The Witches of Vardo

Anya Bergman

Allen & Unwin

Otago Daily Times, April 15th 2023

Most people will have heard of the Salem witch trials of 1692-93. Few here in New Zealand, however, will be familiar with the wave of witch-hunts that saw hundreds of women and men executed across England, Scotland, and Eastern Europe from the late 16th to the mid-17th century. Perhaps the most intense of these occurred in Finnmark, Northern Norway, where almost 5% of the region’s population was put on trial and 3% executed for practising witchcraft during the 1600s.    

In The Witches of Vardø, Anya Bergman draws on court transcripts and historical records to give voice and agency to six of the thirty women and girls (twenty of whom were burned at the stake or died under torture) imprisoned on the island in the winter of 1662-63. She also re-examines the character of Anna Rhodius, the wife of a Bergen doctor whom history blames for initiating the panic that led to their deaths.

The story opens with Anna’s exile to the desolate island of Vardø, an act of betrayal she is at a loss to understand. The dark, filthy longhouse to which she is confined, attended by a single slovenly and uneducated maid, is a far cry from her well-appointed family home. But it is a palace compared to the witch hole that stands across the courtyard, and Anna soon convinces herself that she has been sent to save the king from the scourge of Northern witches. The cell is soon occupied by Zigli Olafsdatter, a fisherman’s widow accused of consorting with the devil, and she is later joined by two other village women, Zigli’s daughters Ingeborg and Kirsten, and a third girl, Maren Sigvaldsdatter, whose own mother was burned at the stake a few years earlier. Anna tries, unsuccessfully, to persuade the three older women to admit to their sins, then watches in horror as the Governor of Vardø, determined to convict all six of his prisoners, resorts to torture to elicit confessions. Unable to save the older women, she attempts to save the girls from a similar fate, while Ingeborg and Maren find their own ways to defy the men who would subdue them.
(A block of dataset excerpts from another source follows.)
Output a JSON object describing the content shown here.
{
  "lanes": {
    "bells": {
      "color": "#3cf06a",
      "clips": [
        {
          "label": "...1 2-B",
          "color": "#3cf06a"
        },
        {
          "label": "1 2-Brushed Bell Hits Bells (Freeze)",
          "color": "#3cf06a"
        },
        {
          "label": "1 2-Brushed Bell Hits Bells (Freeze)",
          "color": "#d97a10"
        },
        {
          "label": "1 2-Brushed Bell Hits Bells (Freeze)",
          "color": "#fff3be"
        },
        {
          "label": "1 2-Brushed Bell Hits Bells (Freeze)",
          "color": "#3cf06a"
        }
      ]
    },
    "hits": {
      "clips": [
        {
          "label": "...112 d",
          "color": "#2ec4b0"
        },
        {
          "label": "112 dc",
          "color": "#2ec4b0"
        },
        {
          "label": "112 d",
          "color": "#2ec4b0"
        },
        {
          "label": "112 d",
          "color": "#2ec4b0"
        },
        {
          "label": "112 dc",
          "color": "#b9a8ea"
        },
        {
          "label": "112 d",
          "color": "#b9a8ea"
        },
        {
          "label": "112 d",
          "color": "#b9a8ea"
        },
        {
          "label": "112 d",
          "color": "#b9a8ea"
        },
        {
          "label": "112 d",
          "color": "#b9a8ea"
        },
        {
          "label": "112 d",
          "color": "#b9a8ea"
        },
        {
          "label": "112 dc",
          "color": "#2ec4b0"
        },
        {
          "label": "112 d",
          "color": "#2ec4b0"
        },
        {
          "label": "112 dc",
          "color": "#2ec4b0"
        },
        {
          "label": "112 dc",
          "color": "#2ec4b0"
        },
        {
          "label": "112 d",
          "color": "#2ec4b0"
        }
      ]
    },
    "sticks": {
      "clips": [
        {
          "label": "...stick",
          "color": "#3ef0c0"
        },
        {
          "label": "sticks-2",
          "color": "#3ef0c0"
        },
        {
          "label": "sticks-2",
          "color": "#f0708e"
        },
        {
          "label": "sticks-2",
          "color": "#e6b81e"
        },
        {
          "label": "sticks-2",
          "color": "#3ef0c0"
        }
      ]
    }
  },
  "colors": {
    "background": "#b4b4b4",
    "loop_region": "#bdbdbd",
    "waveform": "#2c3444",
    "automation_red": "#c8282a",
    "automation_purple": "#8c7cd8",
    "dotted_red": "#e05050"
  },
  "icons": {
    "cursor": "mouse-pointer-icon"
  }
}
The narrative alternates between Anna and sixteen-year-old Ingeborg, the contrast in tone and perspective allowing Bergman to explore different aspects of the story. Ingeborg’s chapters, rich with sensation and emotion, are told in the close third person while Anna speaks in her own voice through a series of letters to her beloved king, a technique that invites us to understand, if not empathise with, the difficult choices she, too faces. And over and above them all towers the harsh and unforgiving Arctic, a character in and of itself and a place where the real and the magical mingle in the hours of night-long day and day-long night.

Intense, evocative, and compellingly written, The Witches of Vardø is both a memorial to the forgotten women of Finnmark and a celebration of their indomitable spirit.